Legalization is a charged social issue, and with U.K. politics in disarray over Brexit, will be unlikely to play a significant role in electoral campaigns any time soon. But for Morgan, this kind of academic research can build momentum from the ground up and ensure that any future policy benefits from the perspectives of all stakeholders.

From heroin-assisted treatment options and the provision of overdose prevention drugs like Naloxone, to on-site facilities at bars, events and festivals, which test the safety of substances for potential users, there are many targeted interventions that could reduce harm even in the absence of huge legislative overhaul; hospital admissions dropped by 95 percent after such on-site drug testing was introduced in a festival in Cambridgeshire, U.K.

Local police can be collaborators in exploring alternative approaches, since they too are often also weary of ineffective current approaches, says Morgan. They also have some operational latitude in the U.K. context. “Academic researchers are finding sympathetically minded police officers who, in their local jurisdictions, can make some of the changes that researchers and activists are suggesting,” says Morgan.

In Bristol, for instance, young drug dealers are now offered driving lessons, career opportunities, and boxing training to help break the recidivist cycle. Commenting on the initiative, detective superintendent Gary Haskins says the police wanted to ‘take a chance’ on the young dealers.

Morgan believes in working with police and understanding their attitudes and perspective. In one interview-based project in 2017, for instance, he and a fellow researcher found considerable support among London police officers for wearing body cameras, which can improve accountability and transparency and defuse confrontational situations. Contrary to commonly-held assumptions about heavy-handed ‘cop culture,’ officers were in fact progressive in their approach to the technology and saw its value, according to the report.

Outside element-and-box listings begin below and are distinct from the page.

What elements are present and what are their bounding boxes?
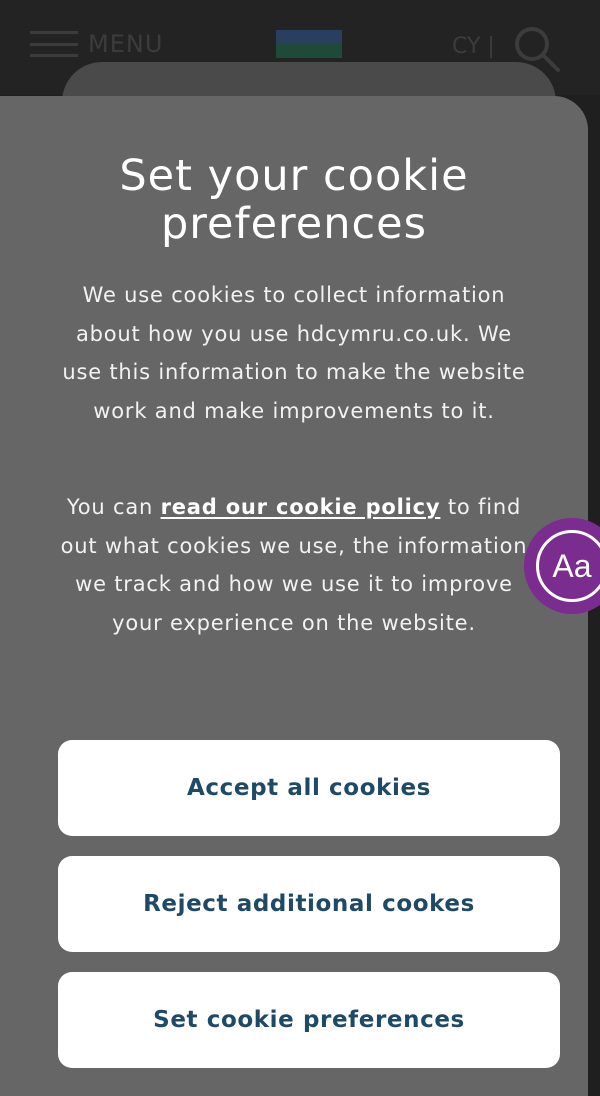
menu-label: MENU (88, 30, 164, 58)
text-size-icon: Aa (536, 530, 600, 602)
cookie-policy-paragraph: You can read our cookie policy to find o… (55, 488, 533, 642)
accept-all-cookies-button[interactable]: Accept all cookies (58, 740, 560, 836)
site-header: MENU CY | (0, 0, 600, 142)
reject-additional-cookies-button[interactable]: Reject additional cookes (58, 856, 560, 952)
language-toggle[interactable]: CY | (452, 34, 495, 59)
policy-text-before: You can (66, 495, 161, 519)
menu-button[interactable]: MENU (30, 30, 163, 58)
cookie-policy-link[interactable]: read our cookie policy (161, 495, 441, 519)
modal-title: Set your cookie preferences (119, 151, 469, 249)
cookie-description: We use cookies to collect information ab… (62, 283, 526, 423)
site-logo[interactable] (276, 30, 342, 58)
hamburger-icon (30, 31, 78, 57)
set-cookie-preferences-button[interactable]: Set cookie preferences (58, 972, 560, 1068)
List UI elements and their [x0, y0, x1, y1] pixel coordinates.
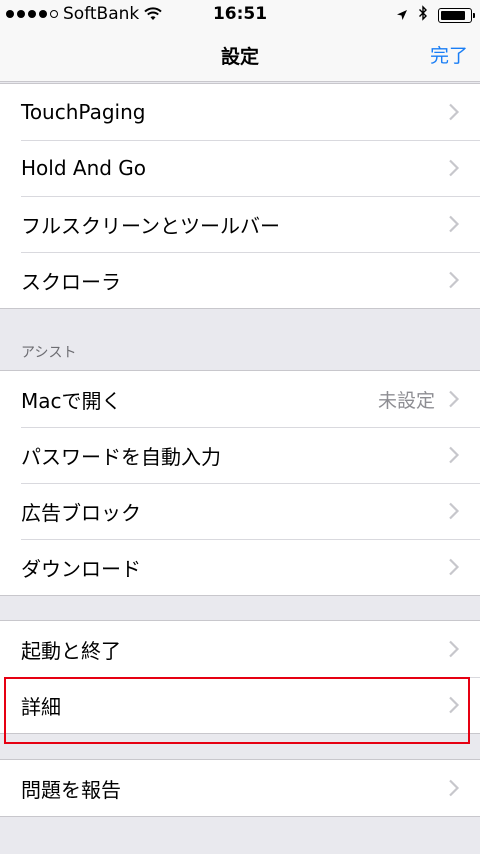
row-value: 未設定: [377, 389, 435, 412]
row-hold-and-go[interactable]: Hold And Go: [0, 140, 480, 196]
row-label: 起動と終了: [21, 638, 121, 663]
done-button[interactable]: 完了: [430, 41, 468, 68]
battery-icon: [438, 8, 475, 23]
location-arrow-icon: [396, 6, 408, 26]
row-label: フルスクリーンとツールバー: [21, 213, 280, 238]
status-bar: SoftBank 16:51: [0, 0, 480, 30]
row-open-in-mac[interactable]: Macで開く 未設定: [0, 371, 480, 427]
row-fullscreen-toolbar[interactable]: フルスクリーンとツールバー: [0, 196, 480, 252]
row-label: 広告ブロック: [21, 500, 141, 525]
row-report-problem[interactable]: 問題を報告: [0, 760, 480, 816]
row-touchpaging[interactable]: TouchPaging: [0, 84, 480, 140]
chevron-right-icon: [448, 103, 460, 121]
chevron-right-icon: [448, 159, 460, 177]
row-label: Macで開く: [21, 388, 122, 413]
row-label: 詳細: [21, 694, 61, 719]
row-label: ダウンロード: [21, 556, 141, 581]
row-label: Hold And Go: [21, 156, 147, 180]
section-header-assist: アシスト: [21, 345, 77, 361]
row-label: 問題を報告: [21, 777, 121, 802]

As one of many academic researchers working on social and economic issues at London Metropolitan University, Morgan’s efforts exemplify the civic role that academic institutions can play in helping their communities. While the university has long had a mandate to open up access to higher education for those who might not otherwise have it, its researchers, are now playing a formative role in supporting policy ideas for the city. London Met was among 40 universities to pledge its commitment to the local community as part of the work of the U.K.’s Civic University Commission. By hosting and supporting work by researchers such as Morgan, London Met can help a storied global city tackle the social problems that have long adversely impacted its underprivileged citizens.